What are GPUs good for?

Well, GPUs are designed for processing images at maximum speed. Image processing is a typical example of data-parallel problem where operations on data - in this case pixel of the images- are performed in parallel.

As an example, if we want to manipulate a frame of a video using 1080i or 1080p modes, we need to process 1920 times 1080 pixels that is roughly 2 million pixels. If we want to render in real-time, we need something between 30 and 60 frames per second, and we have approximately 33 ms per frame. A GPU can do this: process 2 million pixels in less than 33 ms. WOW!

Many image processing problems are characterized by pixel calculations that are independent on other pixel calculation. For this reason, these calculations can be easily done in parallel without requiring synchronization and/or sophisticated control.
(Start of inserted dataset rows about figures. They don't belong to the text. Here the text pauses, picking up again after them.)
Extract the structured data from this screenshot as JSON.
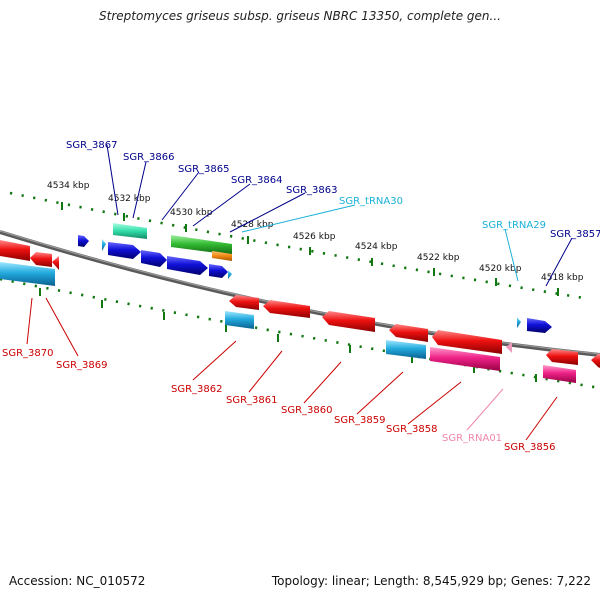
{
  "title": "Streptomyces griseus subsp. griseus NBRC 13350, complete gen...",
  "accession": "Accession: NC_010572",
  "summary": "Topology: linear; Length: 8,545,929 bp; Genes: 7,222",
  "kbp_labels": [
    "4534 kbp",
    "4532 kbp",
    "4530 kbp",
    "4528 kbp",
    "4526 kbp",
    "4524 kbp",
    "4522 kbp",
    "4520 kbp",
    "4518 kbp"
  ],
  "top_labels": [
    {
      "text": "SGR_3867",
      "color": "#00008b"
    },
    {
      "text": "SGR_3866",
      "color": "#00008b"
    },
    {
      "text": "SGR_3865",
      "color": "#00008b"
    },
    {
      "text": "SGR_3864",
      "color": "#00008b"
    },
    {
      "text": "SGR_3863",
      "color": "#00008b"
    },
    {
      "text": "SGR_tRNA30",
      "color": "#1ab0d8"
    },
    {
      "text": "SGR_tRNA29",
      "color": "#1ab0d8"
    },
    {
      "text": "SGR_3857",
      "color": "#00008b"
    }
  ],
  "bottom_labels": [
    {
      "text": "SGR_3870",
      "color": "#cc0000"
    },
    {
      "text": "SGR_3869",
      "color": "#cc0000"
    },
    {
      "text": "SGR_3862",
      "color": "#cc0000"
    },
    {
      "text": "SGR_3861",
      "color": "#cc0000"
    },
    {
      "text": "SGR_3860",
      "color": "#cc0000"
    },
    {
      "text": "SGR_3859",
      "color": "#cc0000"
    },
    {
      "text": "SGR_3858",
      "color": "#cc0000"
    },
    {
      "text": "SGR_RNA01",
      "color": "#ee88aa"
    },
    {
      "text": "SGR_3856",
      "color": "#cc0000"
    }
  ],
  "colors": {
    "cds_forward": "#1010d8",
    "cds_reverse": "#ee1111",
    "pseudo_cyan": "#22aadd",
    "teal": "#33ddaa",
    "green": "#33bb33",
    "orange": "#ee8811",
    "magenta": "#ee2288",
    "backbone": "#777777",
    "ticks": "#117711"
  }
}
In summary, GPUs are good for applications that are data-parallel in nature and do not require synchronization and/or sophisticated control.

 

Slide 5 – GPUs are more and more present in HPC!

In the last decade, GPUs became one of the main workforces in HPC supercomputer centers that aim at lower down the consumption of power and energy by supercomputers.

But why is it that?

Well, the reason is that GPUs provide lots of parallelism at low clock speed. Keep in mind, that the power consumption in a processor is a cubic function of the clock speed. So, by increasing the available parallelism and at the same time by decreasing the clock speed, GPUs provide an excellent ratio of Floating-in-point operations per second per Watt and is a very power-efficient architecture.

It is not a surprise that the Green500 list, that is a list ranking the supercomputers according to their power efficiency, features all supercomputers with GPUs in the first six places.

Slide 6 – Where do you find GPUs ?

We can broadly divide GPUs in two categories: integrated GPUs and dedicated GPUs.

As the name says, integrated GPUs are built-in into the main processor. These are the most common GPUs in laptops like the one I am using one. You probably heard about Intel HD or Iris graphics. You might want to check your laptop characteristics and figure out if you have one of these integrated GPU.

I can also check mine … let’s see. So I get out from power-point, about this Mac, and yes I do have an Iris graphics card.

The second category of GPUs is the dedicated GPU category. This is the category we are more interested in. Dedicated GPUs are standalone GPUs with their own processor and memory. They require more power – yes we need to pay energy to move data between GPU and CPU- but these are the GPUs that provide higher performance.

In this course, we are going to use dedicated GPUs.

What is the main difference between integrated and dedicated GPUs? Dedicated GPUs have their own memory while integrated GPUs share memory with the CPU.

Slide 7 – Vendors of dedicated GPUs

There are several dedicated GPU vendors. Among these ones, probably the most successful when it comes to GPU for HPC and deep-learning applications is NVIDIA. 

Slide 8 – GPUs as Accelerators

One of the problems of dedicated GPUs is that they don’t run an operative system.

How do we solve this problem? The solution is to have a hybrid system consisting a CPU and a GPU, connected via PCIe bus.

In this hybrid configuration, the CPU acts as host and it provides GPU with basic management and services since the GPUs doesn’t run an OS.

In this configuration, the GPU acts as accelerator or co-processor and it provides the computational power and increased parallelism.

Slide 9 – The weakness of GPUs

In this course, we are going to use dedicated GPUs connected to CPU via PCIe bus. The data movement between GPU and CPU and vice-versa is relatively slow. When I say relatively slow, I mean when compared to the speed in moving data from GPU to its own memory, called GDRAM, and from CPU to DRAM.

The Figure in this slide shows the data transfer bandwidth between different parts of a system comprising an NVIDIA Tesla K40 connected to CPU via a third generation PCIe. From this figure, you can see that the bandwidth between GPU and CPU memory is roughly ten times smaller than the bandwidth to GDR.

 The good news is that this problem is now solved with the arrival on the market of the new NVIDIA GPUs! These GPUs provide a much faster link between GPU and CPU, called NVLink.

 

Slides 10 – To Summarize

In summary, in this lecture, I have focused on four main points.

First, I have emphasized that GPUs are specialized hardware, initially designed for graphics applications and now widely used in many different areas. Second, GPUs can be either integrated in the processor or have a dedicated chip. In this course, we focus on dedicated GPUs. Third, when using dedicated GPUs, we need a CPU that acts as host and provide OS services to the GPU. Fourth, to move data from GPU memory to CPU memory is relatively slow.

In the next lecture, we are going to look at basic concepts and philosophy driving the design of GPU architecture design.

So, talk you in a bit!